Жерар, весь красный от волнения, произнес:
– Извините, я не хотел… Конечно, я вам очень благодарен, кузен Ротерхэм!
– Если бы мне была нужна ваша признательность, я бы вам так и сказал, что все расходы по вашему образованию я взял на себя. Но я не желаю ее!
Жерар бросил на него быстрый взгляд:
– Я рад, что вы мне этого не говорите! Слушать лишний раз, как я вам обязан, – нет уж, увольте!..
– Да успокойтесь вы! Вы мне ничем не обязаны…
Жерар вновь взглянул на него, ошарашенный.
– Это вас удивляет, не так ли? Неужели вы воображаете себе, что мне есть дело до того, где именно вы получаете свое образование? Вы абсолютно не правы. Все, что меня беспокоило, так это чтобы дети получили такое же образование, как и их отец. Все, что я для вас сделал, я делал ради него, а не ради вас.
Совершенно обескураженный и унылый, Жерар пробормотал запинаясь:
– Я не знал, извините меня!
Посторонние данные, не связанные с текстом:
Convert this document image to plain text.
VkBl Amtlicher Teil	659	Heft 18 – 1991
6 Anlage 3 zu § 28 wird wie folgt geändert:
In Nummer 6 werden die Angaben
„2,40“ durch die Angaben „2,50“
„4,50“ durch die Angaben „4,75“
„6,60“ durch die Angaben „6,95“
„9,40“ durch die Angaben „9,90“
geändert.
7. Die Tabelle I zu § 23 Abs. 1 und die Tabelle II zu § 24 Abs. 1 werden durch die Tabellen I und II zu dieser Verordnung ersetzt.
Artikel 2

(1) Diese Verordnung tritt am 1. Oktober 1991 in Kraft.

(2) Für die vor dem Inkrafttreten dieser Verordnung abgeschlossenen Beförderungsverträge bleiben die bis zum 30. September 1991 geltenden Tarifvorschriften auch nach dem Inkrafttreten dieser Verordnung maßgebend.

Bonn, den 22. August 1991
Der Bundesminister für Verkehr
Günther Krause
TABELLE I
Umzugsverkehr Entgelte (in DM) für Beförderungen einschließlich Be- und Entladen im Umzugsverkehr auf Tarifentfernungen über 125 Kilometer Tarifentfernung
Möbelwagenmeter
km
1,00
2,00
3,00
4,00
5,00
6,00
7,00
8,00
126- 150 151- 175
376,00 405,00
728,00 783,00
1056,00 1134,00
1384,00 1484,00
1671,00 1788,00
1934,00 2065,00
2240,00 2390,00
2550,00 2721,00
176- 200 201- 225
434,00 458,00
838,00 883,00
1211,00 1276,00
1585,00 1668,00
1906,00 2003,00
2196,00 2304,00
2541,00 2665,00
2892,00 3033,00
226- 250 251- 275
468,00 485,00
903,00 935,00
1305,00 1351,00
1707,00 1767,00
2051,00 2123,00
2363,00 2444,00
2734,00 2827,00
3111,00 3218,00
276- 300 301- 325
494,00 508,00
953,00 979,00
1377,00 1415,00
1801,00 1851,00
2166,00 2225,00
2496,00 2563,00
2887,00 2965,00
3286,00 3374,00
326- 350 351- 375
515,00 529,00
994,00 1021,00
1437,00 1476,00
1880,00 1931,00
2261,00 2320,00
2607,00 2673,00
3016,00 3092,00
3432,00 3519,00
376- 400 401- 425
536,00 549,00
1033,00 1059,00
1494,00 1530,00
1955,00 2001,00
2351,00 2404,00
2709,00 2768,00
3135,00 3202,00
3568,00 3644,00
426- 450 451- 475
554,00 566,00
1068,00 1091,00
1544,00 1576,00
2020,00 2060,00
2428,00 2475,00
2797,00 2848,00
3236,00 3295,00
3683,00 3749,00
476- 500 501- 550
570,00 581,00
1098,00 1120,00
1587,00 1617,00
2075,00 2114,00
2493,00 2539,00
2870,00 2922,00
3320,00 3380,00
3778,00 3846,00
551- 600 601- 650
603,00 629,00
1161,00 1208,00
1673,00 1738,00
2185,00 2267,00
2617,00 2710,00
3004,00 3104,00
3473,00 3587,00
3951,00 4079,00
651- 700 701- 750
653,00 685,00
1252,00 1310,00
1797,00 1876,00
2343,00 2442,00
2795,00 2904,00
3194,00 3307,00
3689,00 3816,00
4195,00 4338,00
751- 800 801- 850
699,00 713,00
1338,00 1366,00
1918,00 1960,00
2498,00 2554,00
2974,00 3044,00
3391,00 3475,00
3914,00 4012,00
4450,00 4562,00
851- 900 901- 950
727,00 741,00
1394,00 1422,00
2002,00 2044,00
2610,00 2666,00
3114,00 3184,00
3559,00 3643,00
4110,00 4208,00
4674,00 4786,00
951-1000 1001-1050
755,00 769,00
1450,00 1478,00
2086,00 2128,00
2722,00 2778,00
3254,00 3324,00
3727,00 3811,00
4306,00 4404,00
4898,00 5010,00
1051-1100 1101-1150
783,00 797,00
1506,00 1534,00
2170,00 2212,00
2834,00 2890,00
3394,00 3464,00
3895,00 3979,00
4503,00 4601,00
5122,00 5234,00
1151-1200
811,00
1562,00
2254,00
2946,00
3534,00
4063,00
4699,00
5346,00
Я не совсем верно выразил свои мысли, то есть не совсем то!..
Мистер Монкслей, вынужденный уже однажды принести извинения своему опекуну, теперь обнаружил, что бросить ему в лицо свое заключительное обвинение и сохранить его убедительность очень трудно. Он был поставлен в невыгодную позицию, и понимание этого факта повергло его в раздражение, но не преисполнило благородным негодованием. Он произнес мрачно:
– Вы разрушили мою жизнь! – Набравшись храбрости, Жерар посмотрел на Ротерхэма – тот слабо улыбался. Увидев, что с лица его исчезла угрожающая угрюмость и глаза больше не поблескивают яростным светом, а лицо приняло обычное выражение, Жерар с облегчением вздохнул. Однако он не воспользовался этим, чтобы внушить своему опекуну хотя бы каплю симпатии к себе. Покраснев, он сказал: – Вы находите смешным, что я осмелился вам все высказать?
– Чертовски смешным!
– Да, конечно, и все потому, что у вас чувствительности не больше, чем у камня; поэтому вы считаете, что и у других этого чувства нет.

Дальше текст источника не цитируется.